The doc said he wanted to run some tests to rule out “other things” that can mask as ALS, like AIDS. AIDS??? Bill??? Hardly!!! Then the doc said he was going on vacation for 6 weeks and wouldn’t be able to see Bill again until June 7th. That’s today. Meanwhile, two days after that appointment, Bill’s back feels better. He calls to tell me “good news”. No back pain, to Bill, means he doesn’t really has ALS. It’s Sciatica afterall! “Oh that’s great, Bill”. “Ya,” he says with childish delight. Post-script: I can still hear his desperately hopeful voice saying that to me now as I re-read this. (Feb 2018).

I know all the “Stages of Grief“. I first learned all that when I was a cop, then later at university in the plethora of Psychology and Sociology courses I took. Bill classically launched  into the “Denial” stage, and has stayed there for the last three weeks. At least he has been able to relax and have some hope for the last three weeks…

I think I’m more nervous this morning than Bill is. Assuming the doctor asks me in again, I know what I’m going to hear. The doctor didn’t say that Bill “might” have ALS a few weeks ago. He said, most definitively that he “HAS” ALS, but wanted to run those other tests, you know, to “rule out AIDS” and the like.

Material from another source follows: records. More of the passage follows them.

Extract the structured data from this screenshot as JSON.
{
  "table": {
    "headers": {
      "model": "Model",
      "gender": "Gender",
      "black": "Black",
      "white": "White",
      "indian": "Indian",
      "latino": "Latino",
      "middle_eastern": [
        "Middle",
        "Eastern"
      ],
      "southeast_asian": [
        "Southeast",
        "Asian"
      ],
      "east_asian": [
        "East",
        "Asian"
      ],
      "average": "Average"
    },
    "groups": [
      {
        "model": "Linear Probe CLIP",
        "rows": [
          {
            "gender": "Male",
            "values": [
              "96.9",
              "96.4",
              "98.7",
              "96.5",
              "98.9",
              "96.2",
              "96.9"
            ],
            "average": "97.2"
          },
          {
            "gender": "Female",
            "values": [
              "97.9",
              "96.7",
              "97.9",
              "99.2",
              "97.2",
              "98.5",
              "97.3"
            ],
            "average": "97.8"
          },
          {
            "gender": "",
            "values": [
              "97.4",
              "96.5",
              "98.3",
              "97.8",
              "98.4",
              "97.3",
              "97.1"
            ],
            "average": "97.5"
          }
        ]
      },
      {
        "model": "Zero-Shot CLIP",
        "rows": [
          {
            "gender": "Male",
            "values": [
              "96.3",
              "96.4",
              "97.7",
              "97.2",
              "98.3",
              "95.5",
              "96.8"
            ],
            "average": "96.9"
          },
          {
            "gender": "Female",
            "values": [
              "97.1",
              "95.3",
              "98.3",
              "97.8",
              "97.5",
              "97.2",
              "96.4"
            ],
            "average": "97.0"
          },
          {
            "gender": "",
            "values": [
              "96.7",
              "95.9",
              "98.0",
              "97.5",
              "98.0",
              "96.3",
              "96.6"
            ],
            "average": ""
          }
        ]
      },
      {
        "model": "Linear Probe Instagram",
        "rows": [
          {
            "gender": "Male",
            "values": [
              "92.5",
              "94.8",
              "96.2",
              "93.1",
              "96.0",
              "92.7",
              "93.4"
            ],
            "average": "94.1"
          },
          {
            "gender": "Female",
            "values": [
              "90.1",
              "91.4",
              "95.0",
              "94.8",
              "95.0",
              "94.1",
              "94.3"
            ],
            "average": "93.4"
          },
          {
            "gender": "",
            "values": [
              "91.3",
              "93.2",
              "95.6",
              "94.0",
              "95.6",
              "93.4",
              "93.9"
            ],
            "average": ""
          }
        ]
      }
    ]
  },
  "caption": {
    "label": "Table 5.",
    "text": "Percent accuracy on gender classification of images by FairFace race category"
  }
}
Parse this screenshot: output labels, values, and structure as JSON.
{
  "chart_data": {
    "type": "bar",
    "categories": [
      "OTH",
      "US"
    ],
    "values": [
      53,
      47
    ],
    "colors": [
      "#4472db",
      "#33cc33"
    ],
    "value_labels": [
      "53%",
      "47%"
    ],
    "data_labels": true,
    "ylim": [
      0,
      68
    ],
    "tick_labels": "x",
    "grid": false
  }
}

In the meantime I gotta say I’ve been struggling with my own mortality. ALS (Lou Gehrig’s disease) usually strikes people in their prime. Think Lou Gehrig or Stephen Hawking. Bill’s actually lucky to be getting it so late in life. Once diagnosed, you have a 2 to 5 year lifespan left. There is no cure and sweet all medications to help with it. Not that I’m assuming that I will get it, or God knows what else. There are a host of diseases running around out there. But hey, I’m 57 and very healthy these days–since my near-death experience at 50. But seeing all this happen with my friend Bill really isn’t easy, for Bill especially, of course. I’m ok. At 11:30 this morning Bill isn’t going to be ok. I’ll take him for lunch afterwards to his favourite spot. They serve good beer there too, which I’m sure he will be far more interested in today than the food…

I realized this morning that I’ve lived a very sheltered life. Nevermind that I saw a boat-load of life for the short time that I was in the police department. Since then, I really have been insulated. I don’t know why. Well, our society seems to be built that way. We hide all of the nasty stuff, in sanitoriums or hospitals or rest homes. And I think the police department may have shocked me so much that I unconsciously insulated myself and closed my eyes to many of life’s vagaries and vicissitudes. Surprisingly, I think, in some weird sense, I’ve been missing something important. Time to open my eyes again me thinks, look-see, and write about it, starting this morning with Bill.

Post-script: Bill died in November 2017.